Riprendiamo dal sito Il pungolo rosso. Mi sembra che l’autrice abbia colto dei punti fondamentali, che poi esprime, certo, in un linguaggio che può non essere di tutti.

Contro la pratica crudele e neo-colonialista dell’utero in affitto, e contro l’oscena demagogia delle destre a riguardo

In questi giorni si è fatto un baccano osceno, da entrambi i lati del mondo parlamentare, le destre e le cosiddette sinistre, intorno all’”utero in affitto”. Per noi, ferma restando la necessità di tutelare l’esistenza e i diritti dei figli di coppie omogenitoriali; ferma restando l’opposizione alle discriminazioni che una certa destra vorrebbe introdurre ai loro danni (simili a quelle che un tempo colpivano i “figli naturali”, nati fuori dal matrimonio) – un’opposizione che per noi ha un carattere di principio; fermo restando tutto ciò, resta altrettanto fermo che la pratica dell’utero in affitto è una pratica da criticare e respingere senza se e senza ma in quanto, oltre ad esprimere una visione distorta della genitorialità, ha un carattere mercantile e colonialista.

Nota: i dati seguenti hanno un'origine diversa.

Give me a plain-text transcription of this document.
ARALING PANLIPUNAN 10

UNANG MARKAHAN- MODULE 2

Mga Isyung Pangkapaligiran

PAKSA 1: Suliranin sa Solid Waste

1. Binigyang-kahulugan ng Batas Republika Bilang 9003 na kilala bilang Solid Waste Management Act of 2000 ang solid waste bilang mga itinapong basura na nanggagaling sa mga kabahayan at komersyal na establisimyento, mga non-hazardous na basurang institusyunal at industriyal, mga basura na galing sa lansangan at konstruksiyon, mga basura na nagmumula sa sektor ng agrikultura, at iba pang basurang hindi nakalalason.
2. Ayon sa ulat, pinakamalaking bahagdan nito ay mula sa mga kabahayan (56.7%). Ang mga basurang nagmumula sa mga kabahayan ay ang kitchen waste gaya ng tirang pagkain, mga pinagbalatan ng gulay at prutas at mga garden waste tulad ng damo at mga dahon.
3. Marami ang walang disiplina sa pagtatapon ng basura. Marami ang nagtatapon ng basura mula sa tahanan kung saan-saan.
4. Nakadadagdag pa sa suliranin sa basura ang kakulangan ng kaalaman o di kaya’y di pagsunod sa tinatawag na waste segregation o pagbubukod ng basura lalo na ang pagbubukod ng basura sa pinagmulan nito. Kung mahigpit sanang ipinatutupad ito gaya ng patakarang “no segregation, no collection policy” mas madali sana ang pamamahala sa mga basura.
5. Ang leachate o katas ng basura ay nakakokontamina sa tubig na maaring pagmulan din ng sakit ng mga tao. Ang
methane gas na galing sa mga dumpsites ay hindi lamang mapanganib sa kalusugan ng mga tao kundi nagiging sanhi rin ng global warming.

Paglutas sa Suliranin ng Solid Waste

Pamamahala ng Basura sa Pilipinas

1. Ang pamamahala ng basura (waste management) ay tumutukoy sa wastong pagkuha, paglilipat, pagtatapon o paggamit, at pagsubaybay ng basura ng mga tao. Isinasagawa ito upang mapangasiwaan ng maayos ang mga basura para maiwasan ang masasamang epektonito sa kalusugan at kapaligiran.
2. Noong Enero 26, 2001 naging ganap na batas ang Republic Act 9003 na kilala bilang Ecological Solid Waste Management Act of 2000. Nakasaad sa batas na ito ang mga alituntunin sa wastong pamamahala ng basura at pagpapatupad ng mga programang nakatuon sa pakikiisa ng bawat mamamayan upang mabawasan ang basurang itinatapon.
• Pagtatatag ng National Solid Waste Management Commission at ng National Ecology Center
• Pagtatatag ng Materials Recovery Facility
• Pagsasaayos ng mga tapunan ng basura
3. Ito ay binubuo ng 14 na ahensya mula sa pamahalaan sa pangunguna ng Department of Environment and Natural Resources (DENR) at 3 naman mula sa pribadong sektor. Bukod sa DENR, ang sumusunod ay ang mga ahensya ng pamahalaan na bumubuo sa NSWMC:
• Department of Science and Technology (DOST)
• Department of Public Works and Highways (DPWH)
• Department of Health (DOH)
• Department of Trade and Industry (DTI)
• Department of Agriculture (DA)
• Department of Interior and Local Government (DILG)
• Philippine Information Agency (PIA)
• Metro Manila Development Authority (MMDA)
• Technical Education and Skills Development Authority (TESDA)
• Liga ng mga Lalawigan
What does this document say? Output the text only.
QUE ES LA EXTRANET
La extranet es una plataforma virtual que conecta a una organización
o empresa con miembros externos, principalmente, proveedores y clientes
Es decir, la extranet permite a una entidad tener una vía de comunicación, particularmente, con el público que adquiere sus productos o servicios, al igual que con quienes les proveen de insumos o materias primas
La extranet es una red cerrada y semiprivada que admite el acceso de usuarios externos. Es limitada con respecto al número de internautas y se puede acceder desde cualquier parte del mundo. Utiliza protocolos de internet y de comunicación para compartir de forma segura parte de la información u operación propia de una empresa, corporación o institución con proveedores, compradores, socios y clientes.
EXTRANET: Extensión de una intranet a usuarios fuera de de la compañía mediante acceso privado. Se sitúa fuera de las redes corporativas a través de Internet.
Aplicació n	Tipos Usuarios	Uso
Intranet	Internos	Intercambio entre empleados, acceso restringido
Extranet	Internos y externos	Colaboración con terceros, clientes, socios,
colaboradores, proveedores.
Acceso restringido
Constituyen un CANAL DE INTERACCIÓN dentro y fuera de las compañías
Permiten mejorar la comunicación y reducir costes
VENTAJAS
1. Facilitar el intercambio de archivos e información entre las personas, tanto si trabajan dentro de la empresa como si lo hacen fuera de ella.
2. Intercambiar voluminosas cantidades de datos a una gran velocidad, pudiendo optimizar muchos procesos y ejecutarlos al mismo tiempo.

Lo spiegano bene le pagine che qui riproduciamo (24-27) dell’opuscolo “La posta in gioco” (a cura di Paola Tonello), che inquadrano questo fenomeno in espansione nella più vasta casistica delle diverse forme di messa sul mercato e di “appropriazione sociale del corpo delle donne” in fatto di riproduzione, forme che di sociale non hanno nulla, e nel contesto della crisi della riproduzione della vita che caratterizza un po’ tutti i paesi europei, l’Italia tra i primi. Pagine che mettono nel loro mirino anche, doverosamente, la “scienza medica” e Big Pharma.

La nostra impostazione in materia è agli antipodi di quella delle destre al governo, che usano questo tema per riaffermare la loro concezione di sacralità e unicità della famiglia gerarchica, patriarcale e il più possibile bianco-ariana, accompagnandola con l’ipocrita motivazione del “bene dei figli”, mentre qualunque studio un minimo serio della situazione attuale deve registrare la esistenza di una molteplicità di forme di famiglia e di convivenza, e laddove nulla c’è da rimpiangere della vecchia famiglia gerarchica e patriarcale. Chi per caso avesse dei dubbi sull’antiteticità tra la nostra posizione e quella delle destre solo per via dell’apparente assonanza sul no all’utero in affitto, legga queste pagine; se non le condivide, ci spieghi perché a com.internazionalista@gmail.com. A questo stesso indirizzo può essere anche richiesto l’opuscolo.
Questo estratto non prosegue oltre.